あの日交わした約束
「大丈夫、大丈夫。」と宥は優しく声をかけ、背中をトントンした。

しばらくして落ち着いた恵美里は宥から離れると、

「皆ごめんなさい」と頭を下げた。

「何で謝ってんの?恵美里悪くないじゃん!」と豊は言う。

「そーだよ!あのクズが悪いんだ!」と徹は言った。

「このまま痛みが続いたらしばらく叩けないかもしれない…」と恵美里は弱気発言。

「そうなりゃ、そんときはそんときだべ?仕方ないって。

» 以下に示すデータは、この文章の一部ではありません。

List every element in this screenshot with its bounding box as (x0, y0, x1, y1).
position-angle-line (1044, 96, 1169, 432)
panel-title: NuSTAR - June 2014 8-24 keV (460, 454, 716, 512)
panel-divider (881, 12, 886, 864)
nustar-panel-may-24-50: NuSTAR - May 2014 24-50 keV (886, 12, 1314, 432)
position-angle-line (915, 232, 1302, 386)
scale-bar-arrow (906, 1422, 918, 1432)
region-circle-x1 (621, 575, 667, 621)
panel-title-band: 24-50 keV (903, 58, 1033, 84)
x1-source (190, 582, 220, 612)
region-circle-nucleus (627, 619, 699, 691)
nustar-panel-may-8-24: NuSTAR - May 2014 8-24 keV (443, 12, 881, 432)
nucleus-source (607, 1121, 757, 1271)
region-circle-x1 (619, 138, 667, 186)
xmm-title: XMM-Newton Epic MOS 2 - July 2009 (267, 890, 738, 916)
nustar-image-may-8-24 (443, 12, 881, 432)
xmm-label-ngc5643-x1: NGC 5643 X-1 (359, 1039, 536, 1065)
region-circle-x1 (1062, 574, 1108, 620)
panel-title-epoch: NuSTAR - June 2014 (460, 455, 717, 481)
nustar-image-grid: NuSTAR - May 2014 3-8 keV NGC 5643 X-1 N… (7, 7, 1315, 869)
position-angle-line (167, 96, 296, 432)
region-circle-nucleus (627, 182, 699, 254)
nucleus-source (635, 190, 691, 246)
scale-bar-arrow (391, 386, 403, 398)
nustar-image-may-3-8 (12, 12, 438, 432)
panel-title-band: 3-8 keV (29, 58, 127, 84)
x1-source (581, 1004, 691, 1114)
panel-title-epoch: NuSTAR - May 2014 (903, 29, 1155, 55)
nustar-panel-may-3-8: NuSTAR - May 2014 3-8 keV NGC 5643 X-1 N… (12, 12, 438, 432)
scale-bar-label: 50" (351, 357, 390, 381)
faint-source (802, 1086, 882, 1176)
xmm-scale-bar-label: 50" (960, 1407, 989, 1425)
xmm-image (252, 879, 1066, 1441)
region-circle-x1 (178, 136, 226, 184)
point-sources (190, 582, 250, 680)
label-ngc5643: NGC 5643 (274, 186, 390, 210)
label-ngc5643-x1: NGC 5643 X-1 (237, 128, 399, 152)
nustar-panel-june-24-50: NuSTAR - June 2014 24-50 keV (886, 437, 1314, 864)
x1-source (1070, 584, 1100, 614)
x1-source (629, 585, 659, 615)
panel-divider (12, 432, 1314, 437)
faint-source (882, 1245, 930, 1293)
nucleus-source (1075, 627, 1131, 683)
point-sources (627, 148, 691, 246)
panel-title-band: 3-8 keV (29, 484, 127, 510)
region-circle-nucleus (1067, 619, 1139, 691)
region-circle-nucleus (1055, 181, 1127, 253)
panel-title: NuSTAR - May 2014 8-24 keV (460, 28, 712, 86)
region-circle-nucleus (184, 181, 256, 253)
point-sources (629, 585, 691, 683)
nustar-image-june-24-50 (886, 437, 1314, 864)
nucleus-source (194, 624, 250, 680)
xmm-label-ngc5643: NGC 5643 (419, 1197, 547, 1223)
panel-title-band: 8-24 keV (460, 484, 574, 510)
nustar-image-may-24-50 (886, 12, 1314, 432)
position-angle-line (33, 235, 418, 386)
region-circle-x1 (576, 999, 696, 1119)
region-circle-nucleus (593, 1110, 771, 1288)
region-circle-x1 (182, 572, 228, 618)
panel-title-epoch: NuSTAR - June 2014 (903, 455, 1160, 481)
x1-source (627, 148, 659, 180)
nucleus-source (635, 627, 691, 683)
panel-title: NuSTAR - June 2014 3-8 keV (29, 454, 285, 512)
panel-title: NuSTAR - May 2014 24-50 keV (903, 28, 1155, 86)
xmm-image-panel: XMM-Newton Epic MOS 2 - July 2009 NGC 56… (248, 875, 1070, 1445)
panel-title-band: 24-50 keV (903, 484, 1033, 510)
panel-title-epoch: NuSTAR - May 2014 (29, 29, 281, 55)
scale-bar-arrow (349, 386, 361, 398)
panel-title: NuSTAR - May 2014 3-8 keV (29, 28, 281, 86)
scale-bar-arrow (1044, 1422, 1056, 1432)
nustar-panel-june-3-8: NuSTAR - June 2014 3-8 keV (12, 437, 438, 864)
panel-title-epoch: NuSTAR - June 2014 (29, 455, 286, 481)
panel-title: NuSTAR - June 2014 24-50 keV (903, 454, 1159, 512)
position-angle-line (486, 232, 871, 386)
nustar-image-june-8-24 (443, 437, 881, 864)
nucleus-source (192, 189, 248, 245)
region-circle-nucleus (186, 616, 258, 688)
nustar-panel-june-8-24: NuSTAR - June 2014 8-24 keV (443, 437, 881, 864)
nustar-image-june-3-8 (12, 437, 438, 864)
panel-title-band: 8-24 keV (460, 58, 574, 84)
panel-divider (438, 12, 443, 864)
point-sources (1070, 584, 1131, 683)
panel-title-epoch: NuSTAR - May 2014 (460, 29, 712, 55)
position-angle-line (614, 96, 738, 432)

とりあえずアイツ半殺しくらいまで絞めるしかないか?」と勝は言った。

「お前がそれ言ったら、マジで現実なりそうだからやめて」と宥は笑った。

「そろそろ帰ろうか?」と徹が声をかけて、皆は音楽室を後にしようとしたとき、

「恵美里~頑張ってるか?」と最悪のタイミングで現れた護。

皆の空気が一気に重くなり皆は護と目を合わせない。

もちろん、恵美里も。

「ん?せっかく皆の練習見ようかと思ったのに…今日はもう終わっちゃったわけ?」と何も知らない護は言う。

「護さん…あの、恵美里のこと、病院連れて行ってやってもらえませんか?」と宥は間をあけて言った。

「えっ?恵美里どしたんだよ?いきなり…」と護は肩を揺する。

「痛いです」と恵美里に言われ、すぐに手を離した護。

そこで、肩が腫れていることに気づいたらしく…

「何がどうなった?」と護は聞いた。

恵美里の代わりに宥が説明してくれた。

「…そんなことが…?よし!病院行こう。とりあえず先治療だな」と護は言った。

そして護に連れられて、恵美里は音楽室を後にした。

病院に向かう途中、何があったのか聞かれ、ここ最近起こっていることを話した。

「誰にも言えず、一人苦しんだのか?」と護に言われて

「うん」と小さな声で言った恵美里。

「よく頑張ったな。これからは先輩等にもっと甘えたらいい。もちろん俺にも甘えてくれよ?」と護は言った。

そんな話をしていると、病院に着いた。

中に入り、診察をしてもらった。

診断名は『上腕骨近位部骨折(じょうわんこつきんいぶこっせつ)』だった。

二人は聞きなれない診断名にポカーンとしている。

「いわゆる、肩骨折ですねぇ。随分派手にいったのかな?」と先生に言われ、

「骨折ですか?」と恵美里は聞き返した。

「そう。手術もあるけどね、しなくても治せるから…その代わり、時間はかかるよ?1週間は固定して安静にしといてもらわないといけない。その後は…少しずつ戻してくしかないかな」と先生に言われた。

恵美里の頬には涙が伝う。

「…私…ドラムやってるんですけど…しばらく出来ませんか?」と恵美里は聞く。

「まあ固定して安静にしないといけない1週間は絶対にダメだな。その後は…無理せず、痛んだらすぐ止めること!これを守ってもらえれば大丈夫かと」と先生は言った。

そして手際よく、固定された。

「とりあえず、これで様子見て、来週また来てもらえるかな?」と先生に言われ、病院を後にした。

車に乗ると、恵美里はずっと泣いていた。護は何も言えなかった。

「何もしてやれなかった。ゴメンな」と護は言った。

恵美里は首を横にふった。

誰のせいでもない自分の不注意による責任だと…責めていた。

護は優しく恵美里の右手の上に左手を重ねた。

「大丈夫だよ!誰の責任でもない」って。